The Maba cranium is housed in the Institute of Vertebrate Paleontology and Paleoanthropology at the Chinese Academy of Sciences and was analyzed visually using stereomicroscopy and a high-resolution industrial CT scanner. This state-of-the-art imaging technology enabled the researchers to investigate the inner structure of the bone to verify that healing had occurred.

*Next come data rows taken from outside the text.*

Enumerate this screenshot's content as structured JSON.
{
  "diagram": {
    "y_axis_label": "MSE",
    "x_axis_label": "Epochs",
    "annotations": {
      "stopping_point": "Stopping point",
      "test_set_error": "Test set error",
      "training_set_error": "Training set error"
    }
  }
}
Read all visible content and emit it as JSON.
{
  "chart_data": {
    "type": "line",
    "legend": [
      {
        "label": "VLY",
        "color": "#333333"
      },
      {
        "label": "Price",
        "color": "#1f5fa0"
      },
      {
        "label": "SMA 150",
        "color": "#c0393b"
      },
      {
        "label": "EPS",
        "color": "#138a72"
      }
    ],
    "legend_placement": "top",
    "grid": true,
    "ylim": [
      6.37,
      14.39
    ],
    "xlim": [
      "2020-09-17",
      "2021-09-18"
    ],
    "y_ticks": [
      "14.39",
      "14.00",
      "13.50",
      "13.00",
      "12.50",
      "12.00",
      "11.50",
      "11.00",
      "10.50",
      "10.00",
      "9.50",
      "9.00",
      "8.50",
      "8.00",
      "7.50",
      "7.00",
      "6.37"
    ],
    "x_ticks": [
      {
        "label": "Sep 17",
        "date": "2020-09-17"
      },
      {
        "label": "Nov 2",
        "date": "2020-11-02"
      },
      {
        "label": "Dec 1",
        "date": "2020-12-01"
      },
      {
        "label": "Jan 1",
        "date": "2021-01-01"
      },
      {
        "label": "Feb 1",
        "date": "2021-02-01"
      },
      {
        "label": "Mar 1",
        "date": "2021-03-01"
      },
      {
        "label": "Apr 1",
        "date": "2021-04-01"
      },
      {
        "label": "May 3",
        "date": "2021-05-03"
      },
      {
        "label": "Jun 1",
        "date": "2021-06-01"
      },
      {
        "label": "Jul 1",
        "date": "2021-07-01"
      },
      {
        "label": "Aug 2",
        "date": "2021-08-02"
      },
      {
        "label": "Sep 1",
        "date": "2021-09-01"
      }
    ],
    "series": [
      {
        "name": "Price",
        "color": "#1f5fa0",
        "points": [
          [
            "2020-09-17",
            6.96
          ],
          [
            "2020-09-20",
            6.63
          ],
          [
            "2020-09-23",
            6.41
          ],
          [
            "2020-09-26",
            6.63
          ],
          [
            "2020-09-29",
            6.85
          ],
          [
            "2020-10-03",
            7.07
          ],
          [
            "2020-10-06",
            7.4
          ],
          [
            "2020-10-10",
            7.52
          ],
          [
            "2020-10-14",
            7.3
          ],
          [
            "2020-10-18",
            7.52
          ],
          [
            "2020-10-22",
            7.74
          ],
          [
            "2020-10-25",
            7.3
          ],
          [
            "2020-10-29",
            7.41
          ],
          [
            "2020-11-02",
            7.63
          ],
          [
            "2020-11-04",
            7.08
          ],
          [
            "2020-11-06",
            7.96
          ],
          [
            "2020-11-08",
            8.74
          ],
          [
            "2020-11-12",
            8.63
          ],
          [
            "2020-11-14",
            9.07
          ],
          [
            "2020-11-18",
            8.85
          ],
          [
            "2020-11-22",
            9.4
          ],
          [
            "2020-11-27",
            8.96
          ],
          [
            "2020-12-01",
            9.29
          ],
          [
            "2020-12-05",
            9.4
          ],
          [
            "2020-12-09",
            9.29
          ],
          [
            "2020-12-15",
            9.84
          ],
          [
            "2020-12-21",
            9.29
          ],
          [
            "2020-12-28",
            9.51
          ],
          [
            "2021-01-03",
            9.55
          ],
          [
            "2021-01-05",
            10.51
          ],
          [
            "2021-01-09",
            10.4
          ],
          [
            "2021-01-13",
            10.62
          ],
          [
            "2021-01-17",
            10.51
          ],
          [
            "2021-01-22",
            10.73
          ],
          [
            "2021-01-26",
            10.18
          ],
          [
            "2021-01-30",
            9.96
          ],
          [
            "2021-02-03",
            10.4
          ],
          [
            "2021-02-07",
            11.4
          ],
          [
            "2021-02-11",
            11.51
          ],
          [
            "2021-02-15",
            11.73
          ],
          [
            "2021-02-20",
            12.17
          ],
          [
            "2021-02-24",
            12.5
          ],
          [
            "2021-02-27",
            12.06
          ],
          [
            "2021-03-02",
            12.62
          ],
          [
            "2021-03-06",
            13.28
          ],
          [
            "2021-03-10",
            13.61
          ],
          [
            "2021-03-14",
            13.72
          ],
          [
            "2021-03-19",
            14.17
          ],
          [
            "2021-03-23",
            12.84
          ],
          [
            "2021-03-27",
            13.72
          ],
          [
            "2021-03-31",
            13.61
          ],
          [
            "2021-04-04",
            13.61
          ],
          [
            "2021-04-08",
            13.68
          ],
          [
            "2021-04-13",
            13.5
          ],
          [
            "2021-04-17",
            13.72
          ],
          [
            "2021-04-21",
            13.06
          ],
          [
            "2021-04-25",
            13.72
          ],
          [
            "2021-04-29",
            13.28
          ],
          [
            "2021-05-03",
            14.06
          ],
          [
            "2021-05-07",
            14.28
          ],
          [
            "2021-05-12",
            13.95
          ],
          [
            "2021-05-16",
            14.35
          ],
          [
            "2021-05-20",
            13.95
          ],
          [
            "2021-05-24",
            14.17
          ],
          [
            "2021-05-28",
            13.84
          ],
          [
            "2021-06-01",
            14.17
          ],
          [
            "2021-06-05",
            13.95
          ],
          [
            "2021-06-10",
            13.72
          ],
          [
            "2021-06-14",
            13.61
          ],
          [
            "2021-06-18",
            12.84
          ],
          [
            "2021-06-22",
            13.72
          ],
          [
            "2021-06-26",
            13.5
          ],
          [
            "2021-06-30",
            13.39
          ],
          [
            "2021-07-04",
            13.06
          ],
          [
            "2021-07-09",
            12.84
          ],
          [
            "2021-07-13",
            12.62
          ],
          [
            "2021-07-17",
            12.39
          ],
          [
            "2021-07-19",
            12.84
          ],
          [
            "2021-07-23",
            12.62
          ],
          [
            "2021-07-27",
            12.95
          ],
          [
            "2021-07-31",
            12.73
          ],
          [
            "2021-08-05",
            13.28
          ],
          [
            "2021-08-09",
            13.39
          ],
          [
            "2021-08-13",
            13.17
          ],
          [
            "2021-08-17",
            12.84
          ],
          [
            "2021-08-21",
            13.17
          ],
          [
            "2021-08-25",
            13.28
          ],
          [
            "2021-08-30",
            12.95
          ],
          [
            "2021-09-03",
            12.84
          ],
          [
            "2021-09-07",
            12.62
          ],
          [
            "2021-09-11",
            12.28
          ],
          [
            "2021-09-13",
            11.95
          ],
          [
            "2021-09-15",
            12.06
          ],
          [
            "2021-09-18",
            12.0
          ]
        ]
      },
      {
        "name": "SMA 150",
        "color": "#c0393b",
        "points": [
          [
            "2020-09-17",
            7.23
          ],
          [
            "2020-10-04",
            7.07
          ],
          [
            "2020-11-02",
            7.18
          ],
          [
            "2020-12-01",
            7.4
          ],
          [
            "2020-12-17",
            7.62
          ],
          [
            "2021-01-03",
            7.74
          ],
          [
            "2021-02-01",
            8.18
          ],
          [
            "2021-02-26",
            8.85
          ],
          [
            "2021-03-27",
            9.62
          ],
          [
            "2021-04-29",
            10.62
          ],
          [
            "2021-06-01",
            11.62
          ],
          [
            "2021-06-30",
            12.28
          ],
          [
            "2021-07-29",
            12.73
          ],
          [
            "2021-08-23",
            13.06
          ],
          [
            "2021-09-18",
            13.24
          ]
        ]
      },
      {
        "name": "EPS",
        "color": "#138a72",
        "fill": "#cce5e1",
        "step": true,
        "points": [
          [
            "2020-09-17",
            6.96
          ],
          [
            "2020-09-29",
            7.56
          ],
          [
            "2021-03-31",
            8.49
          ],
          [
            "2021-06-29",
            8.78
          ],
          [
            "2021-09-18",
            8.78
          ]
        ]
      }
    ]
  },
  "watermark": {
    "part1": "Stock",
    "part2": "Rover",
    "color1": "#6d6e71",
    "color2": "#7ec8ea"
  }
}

CT reconstructions depicting the lesion on the Maba cranium. Credit: University of the Witwatersrand

"This wound is very similar to what is observed today when someone is struck forcibly with a heavy blunt object. As such it joins a small sample of Ice Age humans with probable evidence of humanly induced trauma, and could possibly be the oldest example of interhuman aggression and human induced trauma documented. Its remodeled, healed condition also indicates the survival of a serious brain injury, a circumstance that is increasingly documented for archaic and modern Homo through the Pleistocene," comments Prof. Lynne Schepartz from the School of Anatomical Sciences at the University of the Witwatersrand, one of the co-authors of the paper.



Right superolateral view of the Maba cranium showing the position (A) and detail (B) of the depressed lesion. Credit: University of the Witwatersrand

"It is not possible to assess whether the incident was accidental or intentional, or whether it resulted from a short-term disagreement, or premeditated aggression."

Why is this study important?

"The identification of traumatic lesions in human fossils is of interest for assessing the relative risk of injury to different human groups, the location of trauma, and the behavioral implications," adds Schepartz. "It also helps us to identify and understand some the earliest forms of interhuman aggression, and the abilities of Pleistocene humans to survive serious injury and post-traumatic disabilities. Maba would have needed social support and help in terms of care and feeding to recover from this wound."